So today was the kid's last day of school. I have been dreading it for lots of reasons...
1. I will have to entertain every single day
2. I won't get a break
3. It makes me so sad
I don't know why by it makes me so sad when this day comes. It started with Cole and now I have two kids to be sad about. This school year, however marked a different importance and a different meaning. This school year was Chloe's first year to be in school. She did amazing! She thrived, grew in every way and made her very first friends. Her teachers were so sweet and loving. I am so sad that this year has come and gone. It started with my baby who was barely 1 year old, who couldn't walk or talk and ended with a little girl who runs, dances and talks my head off. She has become such a beautiful little soul who I adore more than words and I am thankful that her teachers taught her and cared for her this year.
For Cole, this year was very different and scary at first. He was old enough to understand that everything in his life was new. We had just barely moved to Midland, were living with my parents before finding a house, and he didn't have a single friend. Everything familiar in his life was gone and he was forced to start over. He did so well! He found some of his very best friends this year. These friends were the first people in his life that he had made on his own without his Momma forcing it upon him. All of his friends from the past 3 years had been b/c I was friends with their Moms. Cole has become so smart and learned so much at Hillander. His teacher was so caring and I always knew that she would take care of him. He learned how to write this year, among many other things and I just feel like he has turned into such a big boy. My baby turned 4 this school year and played his very first sport... t-ball. What fun that was and what fun we have to look forward to.

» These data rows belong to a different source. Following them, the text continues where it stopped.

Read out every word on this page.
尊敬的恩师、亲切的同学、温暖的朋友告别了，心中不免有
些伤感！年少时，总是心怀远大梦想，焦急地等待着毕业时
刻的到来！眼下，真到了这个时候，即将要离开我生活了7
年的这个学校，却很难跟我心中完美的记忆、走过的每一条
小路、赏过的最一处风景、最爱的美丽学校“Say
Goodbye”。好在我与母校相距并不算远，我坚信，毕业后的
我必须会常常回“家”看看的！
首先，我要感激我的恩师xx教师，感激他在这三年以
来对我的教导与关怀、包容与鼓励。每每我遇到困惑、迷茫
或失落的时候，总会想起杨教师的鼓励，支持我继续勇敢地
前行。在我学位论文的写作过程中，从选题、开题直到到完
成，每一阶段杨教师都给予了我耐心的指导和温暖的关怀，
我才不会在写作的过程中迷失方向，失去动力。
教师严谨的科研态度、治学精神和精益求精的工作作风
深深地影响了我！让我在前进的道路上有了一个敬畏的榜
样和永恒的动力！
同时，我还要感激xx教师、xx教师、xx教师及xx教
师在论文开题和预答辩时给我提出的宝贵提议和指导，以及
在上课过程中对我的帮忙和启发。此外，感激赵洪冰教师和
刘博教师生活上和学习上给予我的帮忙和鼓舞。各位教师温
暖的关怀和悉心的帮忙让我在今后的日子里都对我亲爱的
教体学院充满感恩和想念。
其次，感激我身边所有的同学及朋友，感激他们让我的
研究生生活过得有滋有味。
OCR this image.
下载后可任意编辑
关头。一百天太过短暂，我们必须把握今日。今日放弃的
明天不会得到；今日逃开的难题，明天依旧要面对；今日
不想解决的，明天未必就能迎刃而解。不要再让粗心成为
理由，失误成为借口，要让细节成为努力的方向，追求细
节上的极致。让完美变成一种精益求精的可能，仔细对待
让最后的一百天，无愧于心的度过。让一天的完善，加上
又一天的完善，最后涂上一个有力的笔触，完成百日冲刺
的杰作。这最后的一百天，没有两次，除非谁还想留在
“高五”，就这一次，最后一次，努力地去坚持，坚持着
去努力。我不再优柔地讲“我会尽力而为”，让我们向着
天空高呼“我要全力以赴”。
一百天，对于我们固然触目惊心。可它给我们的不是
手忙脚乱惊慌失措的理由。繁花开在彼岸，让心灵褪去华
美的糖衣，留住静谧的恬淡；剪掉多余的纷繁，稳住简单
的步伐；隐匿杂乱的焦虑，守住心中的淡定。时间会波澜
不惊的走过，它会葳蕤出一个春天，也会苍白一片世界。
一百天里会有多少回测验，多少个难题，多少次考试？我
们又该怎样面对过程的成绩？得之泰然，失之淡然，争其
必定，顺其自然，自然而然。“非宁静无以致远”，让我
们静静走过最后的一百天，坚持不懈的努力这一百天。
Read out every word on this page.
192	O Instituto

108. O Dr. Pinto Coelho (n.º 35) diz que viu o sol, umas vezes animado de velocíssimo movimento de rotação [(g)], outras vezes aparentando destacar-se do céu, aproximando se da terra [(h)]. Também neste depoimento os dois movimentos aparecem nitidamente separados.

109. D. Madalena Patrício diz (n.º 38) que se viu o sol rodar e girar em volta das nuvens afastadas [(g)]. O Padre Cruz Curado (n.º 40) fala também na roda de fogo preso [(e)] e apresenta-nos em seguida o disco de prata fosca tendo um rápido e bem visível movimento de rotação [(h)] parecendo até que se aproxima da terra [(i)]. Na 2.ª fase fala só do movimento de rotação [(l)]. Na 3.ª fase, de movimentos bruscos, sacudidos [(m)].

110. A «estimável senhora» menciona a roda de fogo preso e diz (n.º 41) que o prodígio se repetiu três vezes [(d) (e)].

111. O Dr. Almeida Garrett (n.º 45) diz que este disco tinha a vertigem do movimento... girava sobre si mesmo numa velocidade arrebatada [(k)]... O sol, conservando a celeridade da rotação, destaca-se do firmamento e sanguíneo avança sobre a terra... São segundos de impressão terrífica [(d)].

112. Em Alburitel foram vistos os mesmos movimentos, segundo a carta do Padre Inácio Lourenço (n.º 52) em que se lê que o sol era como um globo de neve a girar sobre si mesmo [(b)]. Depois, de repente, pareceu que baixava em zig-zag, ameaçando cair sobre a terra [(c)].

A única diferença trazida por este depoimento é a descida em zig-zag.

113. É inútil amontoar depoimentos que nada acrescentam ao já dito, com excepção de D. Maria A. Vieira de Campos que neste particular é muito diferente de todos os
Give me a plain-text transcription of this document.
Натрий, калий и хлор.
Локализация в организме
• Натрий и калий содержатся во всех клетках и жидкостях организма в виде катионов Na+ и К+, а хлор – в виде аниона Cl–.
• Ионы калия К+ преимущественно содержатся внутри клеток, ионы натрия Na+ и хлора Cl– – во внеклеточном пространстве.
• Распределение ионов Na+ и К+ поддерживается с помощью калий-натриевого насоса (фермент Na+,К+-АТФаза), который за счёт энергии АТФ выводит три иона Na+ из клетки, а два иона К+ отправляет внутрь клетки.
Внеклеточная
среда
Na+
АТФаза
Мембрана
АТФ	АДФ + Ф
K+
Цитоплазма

I think I am sad b/c my little one's lives are flashing before my eyes. I want them to grow into the beautiful people that God has made them to be but sometimes I wish that I could just freeze time. So instead of being sad, I think I'll settle for being grateful. I am so blessed to have been given the opportunity to be the Mommy to the two most important little people in my life. Cole and Chloe, you will always be my little ones. I will love you and cheer for you every step of the way during your journeys through life.